The trailing four-quarter P-E ratio for the benchmark Standard & Poor’s 500-stock index is currently 16.8. If you multiply 16.8 x $114.44 (the S&P 500’s trailing four-quarter earnings-per-share, according to Thomson Reuters), you get the index’s current value of roughly 1915-1925. That’s down roughly 3.5% from its July 24 all-time closing high.

But a market multiple of 16.8 is much higher than normal. The long-term average P-E for the S&P 500 is 15.35, according to Bespoke Investment Group, citing data going back to 1929.

So where would the S&P 500 be trading if the market’s P-E contracted to the long-term average? Roughly 1750. (Earnings of $114.44 multiplied by a P-E of 15.35 = 1757 on the S&P 500.) If the P-E shrank to its long-term norm, the index would need to fall 8.3% from current levels.


Of course, with corporate earnings coming in strong and economic data in the U.S. on the upswing, a major contraction in P-E multiples isn’t a sure thing. But investors should be aware that the S&P 500’s P-E has already started to shrink amid rising geopolitical risks. Back in May, the index was trading at 17.3 times earnings — or 2 full percentage points above its historical average, according to Bespoke.

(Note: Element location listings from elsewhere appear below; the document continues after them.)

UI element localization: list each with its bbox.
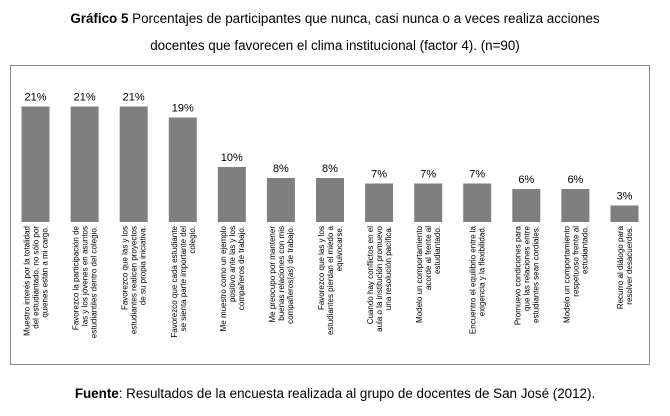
chart-title-prefix: Gráfico 5: [70, 11, 129, 26]
category-label-2: Favorezco la participación de las y los j…: [72, 225, 99, 338]
category-label-5: Me muestro como un ejemplo positivo ante …: [219, 225, 246, 331]
bar-11: [512, 189, 541, 222]
bar-6: [266, 178, 295, 222]
category-label-line: respetuoso frente al: [571, 226, 580, 297]
data-label-10: 7%: [469, 169, 485, 181]
category-label-line: estudiantes realicen proyectos: [130, 226, 139, 334]
bar-9: [414, 183, 443, 222]
category-label-4: Favorezco que cada estudiante se sienta p…: [170, 225, 197, 337]
bar-2: [70, 106, 99, 222]
chart-title-text: Porcentajes de participantes que nunca, …: [128, 11, 600, 26]
category-label-line: Me preocupo por mantener: [268, 226, 277, 323]
category-label-6: Me preocupo por mantener buenas relacione…: [268, 226, 295, 324]
data-label-9: 7%: [420, 169, 436, 181]
category-label-line: Recurro al diálogo para: [616, 225, 625, 309]
data-label-4: 19%: [172, 103, 194, 115]
category-label-line: Favorezco que las y los: [317, 226, 326, 310]
category-label-line: estudiantes sean cordiales.: [531, 226, 540, 323]
category-label-line: Promuevo condiciones para: [513, 225, 522, 325]
data-label-7: 8%: [322, 163, 338, 175]
bar-8: [365, 183, 394, 222]
category-label-8: Cuando hay conflictos en el aula o la ins…: [366, 225, 393, 331]
category-label-line: las y los jóvenes en asuntos: [81, 226, 90, 326]
category-label-line: acorde al frente al: [424, 226, 433, 290]
category-label-line: del estudiantado, no sólo por: [32, 226, 41, 329]
category-label-line: quienes están a mi cargo.: [41, 226, 50, 318]
category-label-line: Favorezco que las y los: [121, 226, 130, 310]
bar-12: [561, 189, 590, 222]
category-label-line: Muestro interés por la totalidad: [23, 226, 32, 336]
bar-4: [168, 117, 197, 222]
category-label-3: Favorezco que las y los estudiantes reali…: [121, 226, 148, 334]
category-label-line: estudiantado.: [580, 226, 589, 274]
category-label-1: Muestro interés por la totalidad del estu…: [23, 226, 50, 336]
bar-chart: 21% Muestro interés por la totalidad del e…: [21, 92, 639, 338]
data-label-6: 8%: [273, 163, 289, 175]
chart-title-line-2: docentes que favorecen el clima instituc…: [150, 38, 520, 53]
category-label-line: resolver desacuerdos.: [625, 226, 634, 305]
category-label-line: positivo ante las y los: [228, 226, 237, 302]
source-prefix: Fuente: [74, 386, 119, 401]
data-label-2: 21%: [74, 92, 96, 104]
category-label-line: Cuando hay conflictos en el: [366, 226, 375, 325]
category-label-line: Favorezco que cada estudiante: [170, 225, 179, 337]
category-label-9: Modelo un comportamiento acorde al frente…: [415, 225, 442, 322]
category-label-line: Favorezco la participación de: [72, 225, 81, 330]
category-label-line: compañeros(as) de trabajo.: [286, 226, 295, 324]
source-text: : Resultados de la encuesta realizada al…: [118, 386, 596, 401]
bar-7: [316, 178, 344, 222]
category-label-line: colegio.: [188, 226, 197, 254]
bar-1: [21, 106, 50, 222]
data-label-1: 21%: [24, 92, 46, 104]
bar-13: [610, 205, 639, 222]
chart-frame: 21% Muestro interés por la totalidad del e…: [10, 65, 650, 365]
category-label-7: Favorezco que las y los estudiantes pierd…: [317, 225, 344, 335]
category-label-line: Modelo un comportamiento: [562, 225, 571, 322]
category-label-line: buenas relaciones con mis: [277, 226, 286, 321]
category-label-line: Me muestro como un ejemplo: [219, 225, 228, 331]
category-label-line: de su propia iniciativa.: [139, 226, 148, 305]
category-label-10: Encuentro el equilibrio entre la exigenci…: [469, 225, 487, 334]
category-label-line: exigencia y la flexibilidad.: [478, 226, 487, 316]
category-label-11: Promuevo condiciones para que las relacio…: [513, 225, 540, 325]
data-label-11: 6%: [518, 174, 534, 186]
category-label-line: estudiantes pierdan el miedo a: [326, 225, 335, 335]
data-label-13: 3%: [617, 191, 633, 203]
source-note: Fuente: Resultados de la encuesta realiz…: [0, 386, 670, 401]
data-label-12: 6%: [567, 174, 583, 186]
bar-3: [119, 106, 148, 222]
category-label-line: se sienta parte importante del: [179, 226, 188, 332]
category-label-line: que las relaciones entre: [522, 225, 531, 310]
bar-10: [463, 183, 492, 222]
bar-5: [217, 167, 246, 222]
data-label-8: 7%: [371, 169, 387, 181]
category-label-line: estudiantado.: [433, 226, 442, 274]
category-label-line: estudiantiles dentro del colegio.: [90, 226, 99, 338]
category-label-line: Encuentro el equilibrio entre la: [469, 225, 478, 334]
category-label-line: equivocarse.: [335, 226, 344, 271]
category-label-12: Modelo un comportamiento respetuoso frent…: [562, 225, 589, 322]
category-label-line: Modelo un comportamiento: [415, 225, 424, 322]
category-label-line: compañeros de trabajo.: [237, 226, 246, 310]
chart-title-line-1: Gráfico 5 Porcentajes de participantes q…: [0, 11, 670, 27]
data-label-5: 10%: [221, 152, 243, 164]
category-label-line: una resolución pacífica.: [384, 226, 393, 310]
category-label-line: aula o la institución promuevo: [375, 225, 384, 331]
category-label-13: Recurro al diálogo para resolver desacuer…: [616, 225, 634, 309]
data-label-3: 21%: [123, 92, 145, 104]
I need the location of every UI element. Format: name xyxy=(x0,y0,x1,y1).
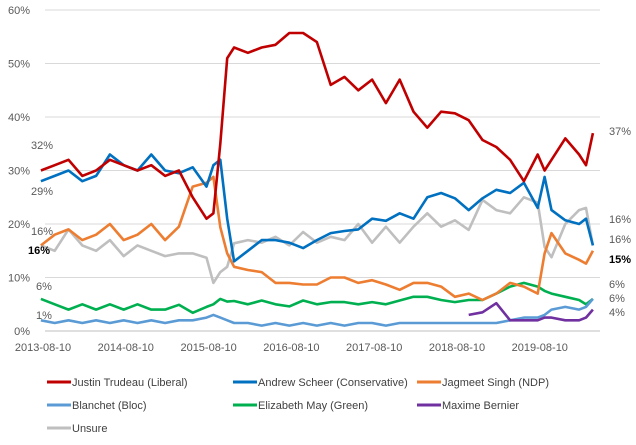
series-lines xyxy=(40,31,595,327)
end-value-label: 37% xyxy=(609,126,631,138)
legend-label: Maxime Bernier xyxy=(442,400,519,412)
y-tick-label: 50% xyxy=(8,59,30,71)
start-value-label: 29% xyxy=(31,186,53,198)
series-line-4 xyxy=(40,281,594,315)
legend: Justin Trudeau (Liberal) Andrew Scheer (C… xyxy=(47,377,549,435)
start-value-label: 1% xyxy=(36,310,52,322)
start-value-label: 6% xyxy=(36,281,52,293)
x-tick-label: 2018-08-10 xyxy=(429,342,485,354)
series-line-3 xyxy=(40,298,594,327)
legend-label: Jagmeet Singh (NDP) xyxy=(442,377,549,389)
x-tick-label: 2017-08-10 xyxy=(346,342,402,354)
data-labels: 32% 29% 16% 1% 6% 16% 37% 16% 15% 6% 6% 4% 16% xyxy=(28,126,631,322)
end-value-label: 6% xyxy=(609,293,625,305)
y-tick-label: 0% xyxy=(14,326,30,338)
end-value-label: 6% xyxy=(609,279,625,291)
series-line-6 xyxy=(40,196,595,285)
y-axis-ticks: 0% 10% 20% 30% 40% 50% 60% xyxy=(8,5,30,338)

The good news is that the average P-E since 2004 is 16.95, Bespoke data show, which means the market’s current valuation of 16.8 times earnings is in line with more recent history.
 
Tomorrow is August 9th. But yeah, the article was looking at the "trailing four-quarter P-E ratio" which was the average for the last quarter, not a spot measure of today's figure.

Investopedia explains 'Trailing Price-To-Earnings - Trailing P/E'

This is the most commonly used P/E measure because it is based on actual earnings and, therefore, is the most accurate. However, stock prices are constantly moving while earnings remain fixed. As a result, forward P/E can sometimes be more relevant to investors when evaluating a company.